REGENXBIO Reports Durable 18-Month Efficacy Data for RGX-202 AAV Gene Therapy and Outlines Multiple 2026 Regulatory Milestones

ROCKVILLE, Md. —January 11, 2026 — REGENXBIO Inc. (Nasdaq: RGNX) announced new long-term clinical data and outlined key 2026 milestones across its pipeline of AAV (adeno-associated virus) gene therapies, highlighting durable efficacy for RGX-202, an AAV gene therapy for Duchenne muscular dystrophy (DMD), alongside advancing regulatory and commercial preparations for multiple late-stage AAV programs.

New 18-month functional data from the Phase I/II portion of the AFFINITY DUCHENNE® trial showed that patients treated with the pivotal dose of RGX-202 AAV gene therapy exceeded expected disease progression on the North Star Ambulatory Assessment, demonstrating sustained and durable benefit. REGENXBIO plans to report additional safety, biomarker, and functional data for this AAV-based gene therapy at the MDA Clinical and Scientific Conference in March 2026.

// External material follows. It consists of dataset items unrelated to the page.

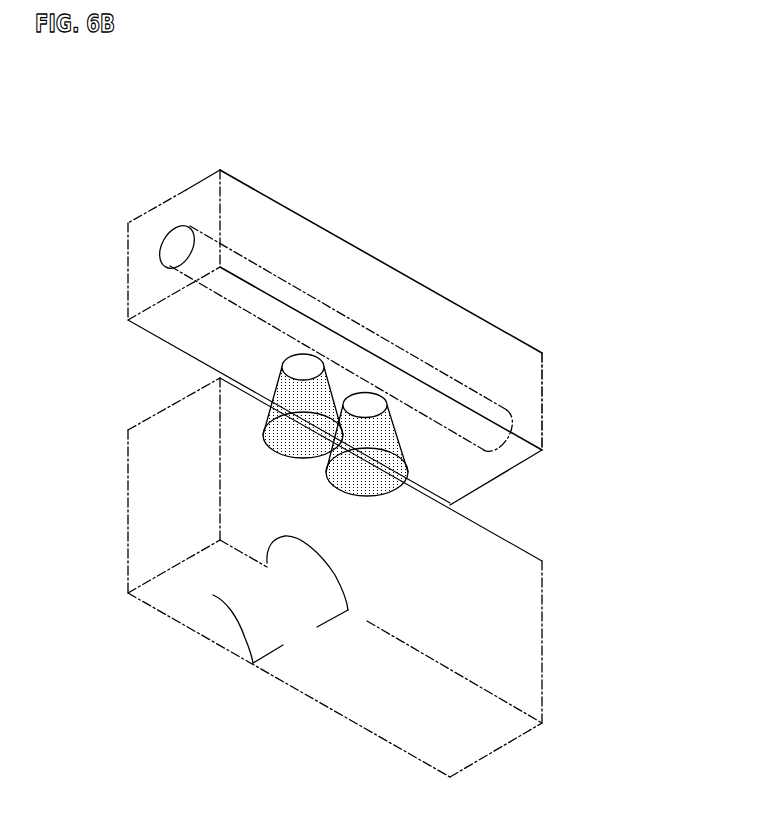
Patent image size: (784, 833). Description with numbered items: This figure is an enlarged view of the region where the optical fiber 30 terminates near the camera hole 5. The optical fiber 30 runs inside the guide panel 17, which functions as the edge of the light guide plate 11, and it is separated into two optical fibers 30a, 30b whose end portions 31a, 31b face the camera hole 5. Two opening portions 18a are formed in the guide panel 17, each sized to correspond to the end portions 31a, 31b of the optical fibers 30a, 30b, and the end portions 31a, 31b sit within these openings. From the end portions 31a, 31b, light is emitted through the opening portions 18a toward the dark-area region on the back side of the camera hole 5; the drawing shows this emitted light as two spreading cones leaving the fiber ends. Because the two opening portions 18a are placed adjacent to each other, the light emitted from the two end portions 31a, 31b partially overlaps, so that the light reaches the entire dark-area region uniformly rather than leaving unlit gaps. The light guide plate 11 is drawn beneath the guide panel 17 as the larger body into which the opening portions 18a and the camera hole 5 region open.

The optical fiber 30 is at (304, 176).
The separated optical fiber 30a is at (282, 285).
The guide panel 17 is at (363, 270).
The separated optical fiber 30b is at (424, 367).
The end portion 31a is at (280, 435).
The end portion 31b is at (410, 477).
The light guide plate 11 is at (527, 573).
The opening portion 18a is at (365, 500).
The camera hole 5 is at (343, 577).
The element light is at (280, 408).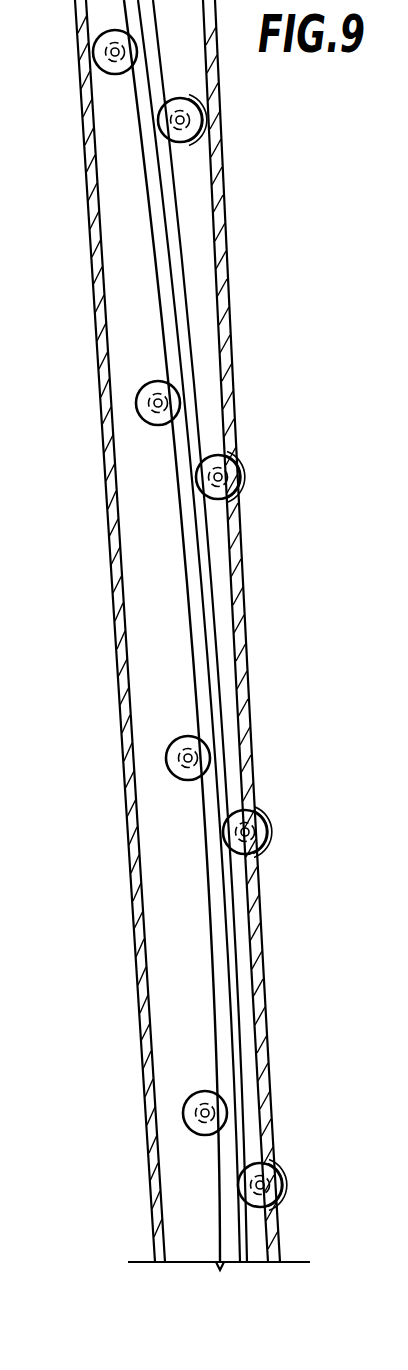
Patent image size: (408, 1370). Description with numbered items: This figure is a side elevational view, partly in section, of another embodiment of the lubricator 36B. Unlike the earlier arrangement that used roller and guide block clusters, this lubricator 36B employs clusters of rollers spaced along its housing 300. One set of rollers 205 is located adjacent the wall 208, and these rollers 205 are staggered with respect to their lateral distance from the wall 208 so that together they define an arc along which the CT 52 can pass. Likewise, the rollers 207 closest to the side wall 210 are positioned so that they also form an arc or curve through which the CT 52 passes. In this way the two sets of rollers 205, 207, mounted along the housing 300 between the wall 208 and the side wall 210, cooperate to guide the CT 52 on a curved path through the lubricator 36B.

The lubricator 36B is at (250, 227).
The CT 52 is at (197, 620).
The rollers 205 is at (202, 121).
The rollers 207 is at (137, 407).
The wall 208 is at (276, 631).
The side wall 210 is at (110, 538).
The housing 300 is at (230, 333).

The company expects to share pivotal top-line data for RGX-202 AAV gene therapy in early Q2 2026 and to submit a Biologics License Application (BLA) under the accelerated approval pathway in mid-2026. Enrollment in the confirmatory trial is ongoing, with most patients expected to be dosed by the time of BLA submission, supporting potential commercial launch readiness.

Beyond Duchenne, REGENXBIO highlighted near-term regulatory milestones for clemidsogene lanparvovec (RGX-121), an AAV gene therapy for MPS II (Hunter syndrome), with an FDA PDUFA target date of February 8, 2026. If approved, this AAV gene therapy would generate a Priority Review Voucher, while partner Nippon Shinyaku prepares for commercialization and REGENXBIO leads in-house AAV manufacturing.

In retinal disease, surabgene lomparvovec (ABBV-RGX-314), an AAV gene therapy for wet age-related macular degeneration and diabetic retinopathy, continues to advance in collaboration with AbbVie. Top-line pivotal data are expected in Q4 2026, and a Phase IIb/III trial using suprachoroidal delivery for diabetic retinopathy is planned, potentially making it the first AAV gene therapy for a non-rare disease.

REGENXBIO emphasized its fully integrated, end-to-end AAV gene therapy capabilities, spanning capsid discovery, AAV vector engineering, and commercial-ready manufacturing. The company also reported progress toward IND readiness for an additional AAV gene therapy for geographic atrophy, leveraging a next-generation capsid designed to enhance transgene expression via suprachoroidal delivery.

Collectively, the updates position REGENXBIO for multiple FDA decisions, pivotal data readouts, and potential AAV gene therapy launches between 2026 and 2028.